20.12.17

The Lacuna

Just look at that beautiful cover. I think that's the reason I picked up The Lacuna at the library book sale, even though I knew nothing about the novel. I had read The Poisonwood Bible many years ago but couldn't remember much about it. So I put The Lacuna next to my bed, and there it stayed. I'm ashamed to say how long it loitered there before it went into hiding in the wardrobe... three years maybe? But finally it's seen the light of day, part of my 'yellow' quota. It counts as a 'yellow' book because its spine is the same colour as the frilly bits at the top of the cover. Apart from that I knew not one thing about it. It was a complete mystery.

I was about a hundred pages in before it dawned on me that Kingsolver was doing something very technically interesting -- she was writing a first person narration without using the word 'I.' And doing it very effectively, since it had taken me that long to notice!

Harrison Shepherd is a character who seeks to blend in, not stand out. But he finds himself in the centre of some riveting events -- shuttled between Mexico and the US due to his mixed parentage, never feeling entirely at home in either country, he becomes a plaster-mixer for Diego Rivera, no less, then a cook for the Rivera-Kahlo household, and eventually a cook and secretary for Leon Trotsky.
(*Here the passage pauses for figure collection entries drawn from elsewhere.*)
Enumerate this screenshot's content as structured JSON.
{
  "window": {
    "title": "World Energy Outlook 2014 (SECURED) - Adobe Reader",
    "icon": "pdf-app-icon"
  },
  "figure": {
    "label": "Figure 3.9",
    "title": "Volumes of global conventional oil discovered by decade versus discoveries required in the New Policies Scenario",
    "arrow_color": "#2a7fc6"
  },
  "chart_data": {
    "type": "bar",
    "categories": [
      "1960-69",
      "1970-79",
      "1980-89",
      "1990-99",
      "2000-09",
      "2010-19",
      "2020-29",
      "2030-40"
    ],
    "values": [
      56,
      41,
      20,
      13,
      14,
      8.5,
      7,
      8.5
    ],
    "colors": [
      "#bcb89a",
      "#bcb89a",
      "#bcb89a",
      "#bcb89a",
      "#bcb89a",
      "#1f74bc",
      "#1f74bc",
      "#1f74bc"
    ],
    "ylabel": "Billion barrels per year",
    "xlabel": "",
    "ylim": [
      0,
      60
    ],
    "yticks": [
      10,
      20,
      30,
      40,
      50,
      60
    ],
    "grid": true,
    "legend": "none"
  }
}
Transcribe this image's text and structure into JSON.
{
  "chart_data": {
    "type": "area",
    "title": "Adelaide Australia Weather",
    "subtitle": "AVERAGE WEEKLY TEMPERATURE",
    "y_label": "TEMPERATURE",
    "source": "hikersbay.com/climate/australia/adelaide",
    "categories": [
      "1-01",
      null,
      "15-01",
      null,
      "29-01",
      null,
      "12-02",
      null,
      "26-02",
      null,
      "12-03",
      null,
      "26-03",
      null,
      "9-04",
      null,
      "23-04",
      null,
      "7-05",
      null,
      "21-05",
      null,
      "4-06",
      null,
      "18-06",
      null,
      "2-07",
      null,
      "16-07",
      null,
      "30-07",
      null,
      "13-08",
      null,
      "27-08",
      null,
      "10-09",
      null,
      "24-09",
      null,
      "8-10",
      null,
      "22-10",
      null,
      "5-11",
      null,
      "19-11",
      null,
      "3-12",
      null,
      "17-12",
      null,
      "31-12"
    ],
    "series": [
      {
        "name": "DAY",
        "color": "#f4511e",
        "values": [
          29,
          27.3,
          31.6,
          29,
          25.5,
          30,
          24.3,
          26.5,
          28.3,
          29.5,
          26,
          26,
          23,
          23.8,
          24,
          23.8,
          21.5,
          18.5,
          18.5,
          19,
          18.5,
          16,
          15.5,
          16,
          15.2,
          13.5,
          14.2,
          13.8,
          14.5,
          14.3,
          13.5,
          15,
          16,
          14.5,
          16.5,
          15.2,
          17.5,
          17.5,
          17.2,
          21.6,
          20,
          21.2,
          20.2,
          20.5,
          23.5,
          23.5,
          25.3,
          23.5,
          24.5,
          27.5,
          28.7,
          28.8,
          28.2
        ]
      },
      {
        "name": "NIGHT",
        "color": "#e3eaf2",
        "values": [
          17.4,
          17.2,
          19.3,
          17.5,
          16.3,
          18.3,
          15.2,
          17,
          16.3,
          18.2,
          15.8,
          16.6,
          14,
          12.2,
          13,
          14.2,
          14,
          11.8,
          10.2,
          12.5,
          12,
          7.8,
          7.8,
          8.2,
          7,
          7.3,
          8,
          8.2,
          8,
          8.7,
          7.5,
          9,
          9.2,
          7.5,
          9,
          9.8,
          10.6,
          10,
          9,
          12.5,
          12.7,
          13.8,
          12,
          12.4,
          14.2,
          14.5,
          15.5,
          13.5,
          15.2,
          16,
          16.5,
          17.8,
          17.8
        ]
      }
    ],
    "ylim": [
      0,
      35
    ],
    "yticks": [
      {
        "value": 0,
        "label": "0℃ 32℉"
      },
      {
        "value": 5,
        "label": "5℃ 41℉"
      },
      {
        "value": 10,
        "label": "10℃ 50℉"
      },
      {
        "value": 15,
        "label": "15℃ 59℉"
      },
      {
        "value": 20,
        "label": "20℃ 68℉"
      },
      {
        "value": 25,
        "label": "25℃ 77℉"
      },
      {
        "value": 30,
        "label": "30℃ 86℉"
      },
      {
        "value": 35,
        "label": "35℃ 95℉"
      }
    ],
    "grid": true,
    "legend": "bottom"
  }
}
I didn't know that Trotsky and Rivera knew each other, or that Trotsky and Kahlo had an affair! After Trotsky's murder (spoilers), Shepherd flees to the US and becomes a best-selling author, before getting tangled in the McCarthy-era Un-American Activities witch-hunts...

I wasn't sure if I was going to enjoy The Lacuna but by the end I was utterly absorbed, and now I want to know more about Rivera and Kahlo and Trotsky, and the Incas and Mexico (I already know enough about the McCarthy trials, thanks). And coincidentally, I was reading about Frida Kahlo just when Salma Hayek published her article about the making of Frida, which now of course I am desperate to see!